だからどうした、という話だが。僕の恐怖心を煽るには充分であった。占いの後、繊細になっているということもあったので。
全員の座席が確定し、新たな席に移動するよう命じられる。
今度の座席は、窓側の後ろから二番目。いわゆる“アニメ
アニメにおいて、ここらへんの席から、窓の外の景色を眺めているキャラが多いというのが命名理由である。

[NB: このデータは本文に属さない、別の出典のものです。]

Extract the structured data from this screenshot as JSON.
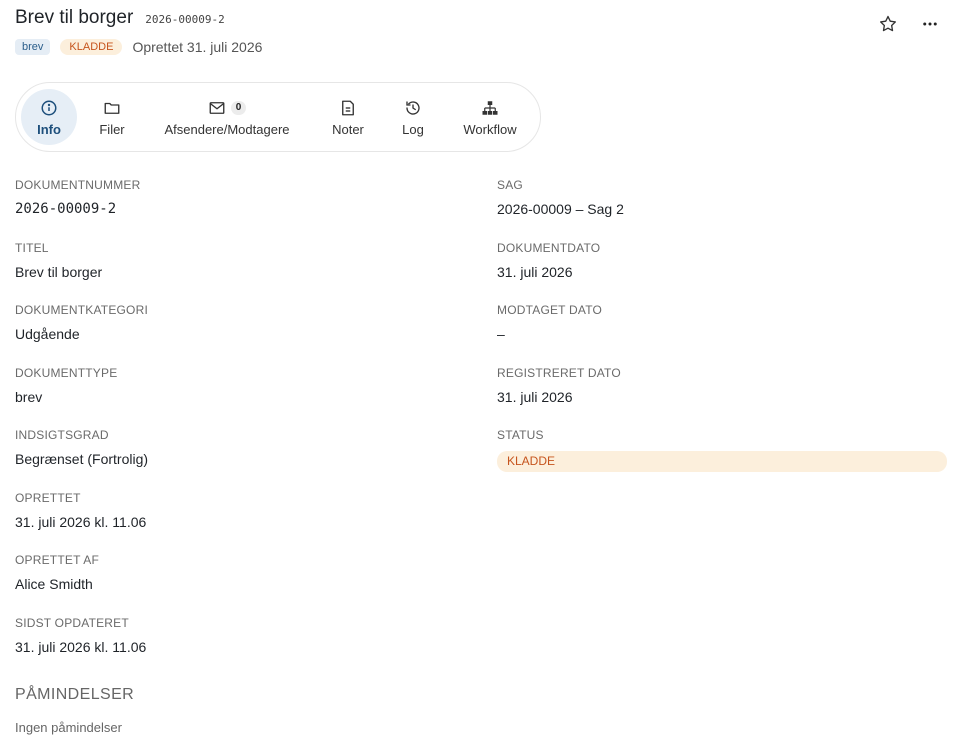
{
  "header": {
    "title": "Brev til borger",
    "doc_number": "2026-00009-2",
    "type_chip": "brev",
    "status_chip": "KLADDE",
    "created": "Oprettet 31. juli 2026"
  },
  "tabs": [
    {
      "label": "Info",
      "icon": "info-icon",
      "active": true
    },
    {
      "label": "Filer",
      "icon": "folder-icon"
    },
    {
      "label": "Afsendere/Modtagere",
      "icon": "mail-icon",
      "badge": "0"
    },
    {
      "label": "Noter",
      "icon": "note-icon"
    },
    {
      "label": "Log",
      "icon": "history-icon"
    },
    {
      "label": "Workflow",
      "icon": "workflow-icon"
    }
  ],
  "fields_left": [
    {
      "label": "DOKUMENTNUMMER",
      "value": "2026-00009-2"
    },
    {
      "label": "TITEL",
      "value": "Brev til borger"
    },
    {
      "label": "DOKUMENTKATEGORI",
      "value": "Udgående"
    },
    {
      "label": "DOKUMENTTYPE",
      "value": "brev"
    },
    {
      "label": "INDSIGTSGRAD",
      "value": "Begrænset (Fortrolig)"
    },
    {
      "label": "OPRETTET",
      "value": "31. juli 2026 kl. 11.06"
    },
    {
      "label": "OPRETTET AF",
      "value": "Alice Smidth"
    },
    {
      "label": "SIDST OPDATERET",
      "value": "31. juli 2026 kl. 11.06"
    }
  ],
  "fields_right": [
    {
      "label": "SAG",
      "value": "2026-00009 – Sag 2"
    },
    {
      "label": "DOKUMENTDATO",
      "value": "31. juli 2026"
    },
    {
      "label": "MODTAGET DATO",
      "value": "–"
    },
    {
      "label": "REGISTRERET DATO",
      "value": "31. juli 2026"
    },
    {
      "label": "STATUS",
      "value": "KLADDE"
    }
  ],
  "reminders": {
    "title": "PÅMINDELSER",
    "empty": "Ingen påmindelser"
  },
  "colors": {
    "accent": "#2a6aa3",
    "status_bg": "#fcefdc",
    "status_fg": "#c6541d"
  }
}
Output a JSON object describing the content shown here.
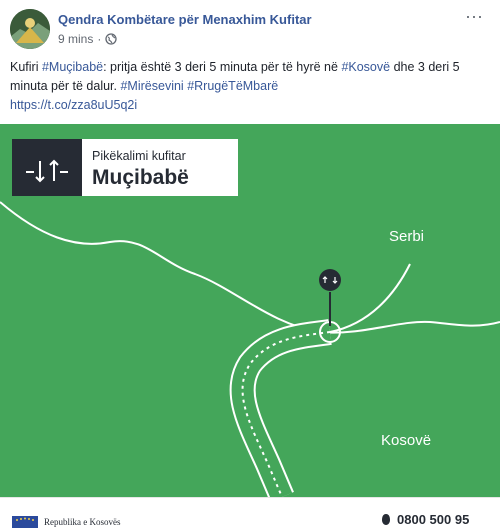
{
  "post": {
    "page_name": "Qendra Kombëtare për Menaxhim Kufitar",
    "time": "9 mins",
    "separator": "·",
    "more_icon_label": "···",
    "text": {
      "p1": "Kufiri ",
      "tag_mucibabe": "#Muçibabë",
      "p2": ": pritja është 3 deri 5 minuta për të hyrë në ",
      "tag_kosove": "#Kosovë",
      "p3": " dhe 3 deri 5 minuta për të dalur. ",
      "tag_miresevini": "#Mirësevini",
      "p4": " ",
      "tag_rruge": "#RrugëTëMbarë",
      "link": "https://t.co/zza8uU5q2i"
    }
  },
  "graphic": {
    "sign_subtitle": "Pikëkalimi kufitar",
    "sign_title": "Muçibabë",
    "label_serbia": "Serbi",
    "label_kosovo": "Kosovë",
    "background_color": "#44a65a",
    "dark_color": "#262b34"
  },
  "footer": {
    "republic_text": "Republika e Kosovës",
    "phone": "0800 500 95"
  },
  "icons": [
    "avatar",
    "globe-icon",
    "more-icon",
    "border-crossing-icon",
    "location-pin-icon",
    "emblem-icon",
    "phone-icon"
  ]
}
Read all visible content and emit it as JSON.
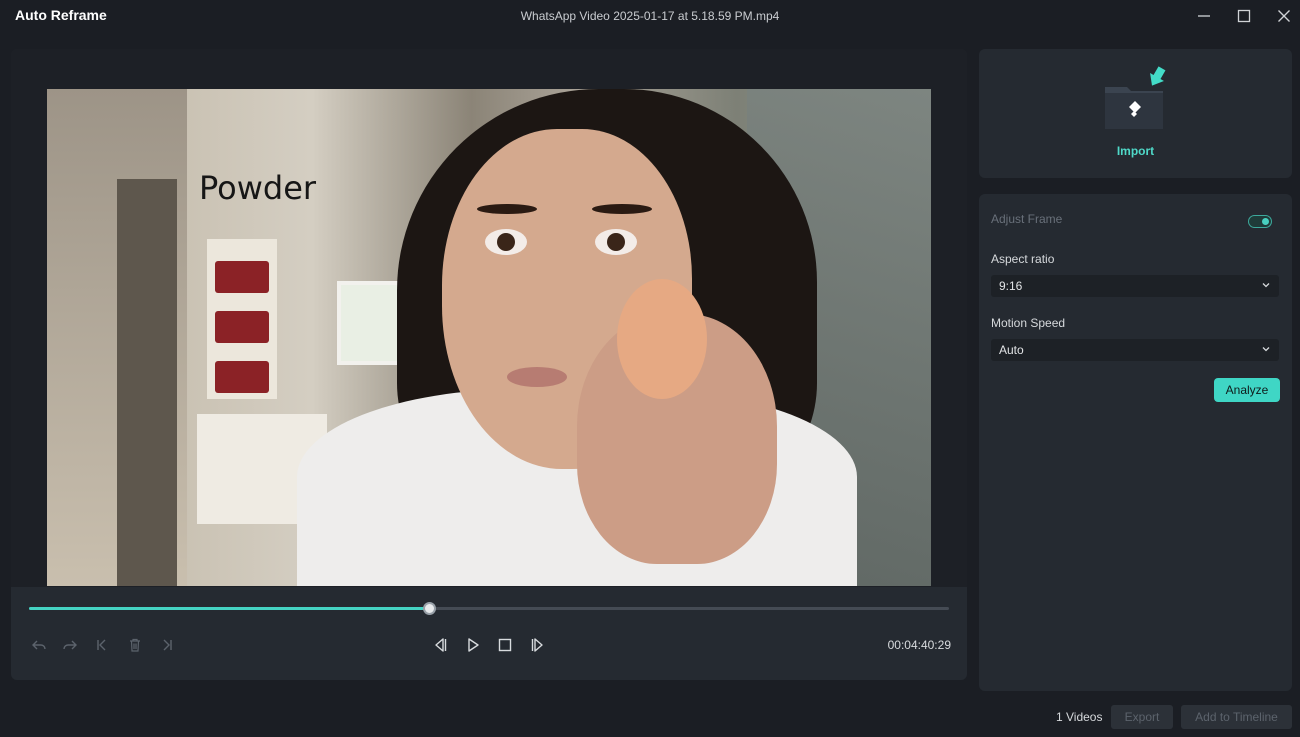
{
  "window": {
    "app_title": "Auto Reframe",
    "file_title": "WhatsApp Video 2025-01-17 at 5.18.59 PM.mp4",
    "controls": [
      "minimize-icon",
      "maximize-icon",
      "close-icon"
    ]
  },
  "preview": {
    "caption_text": "Powder",
    "progress": 0.435,
    "timecode": "00:04:40:29",
    "left_controls": [
      "undo-icon",
      "redo-icon",
      "go-to-start-icon",
      "delete-icon",
      "go-to-end-icon"
    ],
    "center_controls": [
      "previous-frame-icon",
      "play-icon",
      "stop-icon",
      "next-frame-icon"
    ]
  },
  "import": {
    "label": "Import",
    "icon": "import-folder-icon"
  },
  "settings": {
    "adjust_frame_label": "Adjust Frame",
    "adjust_frame_on": true,
    "aspect_ratio_label": "Aspect ratio",
    "aspect_ratio_value": "9:16",
    "motion_speed_label": "Motion Speed",
    "motion_speed_value": "Auto",
    "analyze_label": "Analyze"
  },
  "footer": {
    "video_count": "1 Videos",
    "export_label": "Export",
    "add_to_timeline_label": "Add to Timeline"
  },
  "colors": {
    "accent": "#3fd6c5",
    "background": "#1b1e24",
    "panel": "#252a31"
  }
}
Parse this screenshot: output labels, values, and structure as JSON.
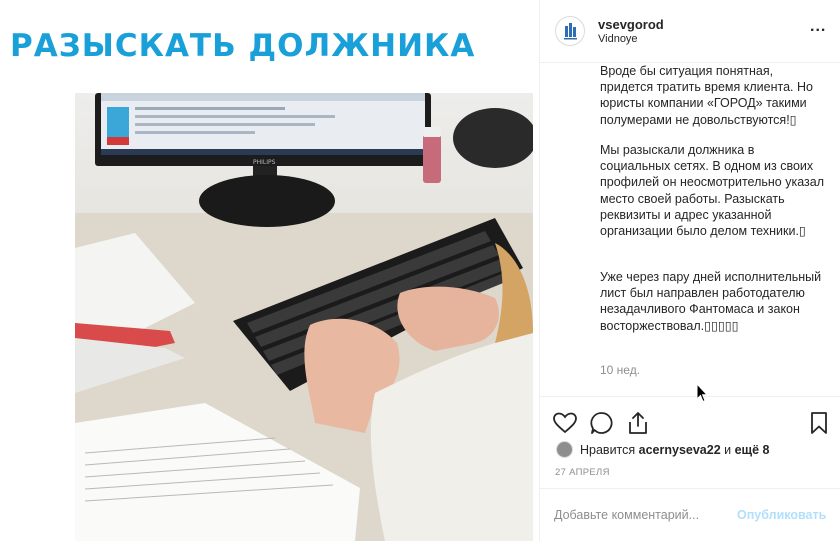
{
  "media": {
    "headline": "РАЗЫСКАТЬ ДОЛЖНИКА",
    "monitor_brand": "PHILIPS"
  },
  "post": {
    "username": "vsevgorod",
    "location": "Vidnoye",
    "more_label": "...",
    "caption_paragraphs": [
      "Вроде бы ситуация понятная, придется тратить время клиента. Но юристы компании «ГОРОД» такими полумерами не довольствуются!▯",
      "Мы разыскали должника в социальных сетях. В одном из своих профилей он неосмотрительно указал место своей работы. Разыскать реквизиты и адрес указанной организации было делом техники.▯",
      "Уже через пару дней исполнительный лист был направлен работодателю незадачливого Фантомаса и закон восторжествовал.▯▯▯▯▯"
    ],
    "comment_time": "10 нед."
  },
  "actions": {
    "like_icon": "heart-icon",
    "comment_icon": "speech-bubble-icon",
    "share_icon": "share-icon",
    "save_icon": "bookmark-icon",
    "likes_prefix": "Нравится ",
    "likes_user": "acernyseva22",
    "likes_middle": " и ",
    "likes_more": "ещё 8",
    "date": "27 АПРЕЛЯ"
  },
  "comment_box": {
    "placeholder": "Добавьте комментарий...",
    "value": "",
    "publish_label": "Опубликовать"
  },
  "colors": {
    "headline": "#1aa0d8",
    "text": "#262626",
    "muted": "#8e8e8e",
    "publish_disabled": "#b2dffc",
    "border": "#efefef"
  }
}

移動すると、もうあかねさんは座っていた。笑顔で待ち構えていた。
「よろしくね、前野君」
「こちらこそ」
ただのクラスメイトであるかのように振る舞う。
しかしまあ、繰り返すようだが、まさかあかねさんと隣になるとは。
「あんまり変な真似しないでくれよ」
小声で伝えておく。
「……フリ?」
「あかねさんとて、誤解されたら困るでしょうに」
「監視の目があるから」
控え目に指を差した先では、冷えた目をした獣が睨みつけていた。
マイマイ様である。
「うわ、めっちゃ怒ってる……絶対後で小言をいわれるやつじゃん」
「絆創膏持ってるから!」
「僕が殴られる前提!?」
こんな風に軽口を叩いていたら、近くの席の人に「?」という顔をされた。
「というわけで、よろしくお願いします」
「こちらこそ」
下手に話しすぎてもいけないな。あくまでただのクラスメイトを装うのだ。大事なことだから、二回、自分にいい聞かせた。
もはや、なにが起ころうとも僕は驚かないぞ。予想外が起こることは、予想の範疇にあるのだから。
「調子乗んなこのポッと出が!」
「……痛っ!」
昼休み、飯を食った後。
空き教室でマイマイ様にちょっとガチな感じで理不尽な暴力を受けたのは、予想内とか関係なく、ふつうにやめてほしかった。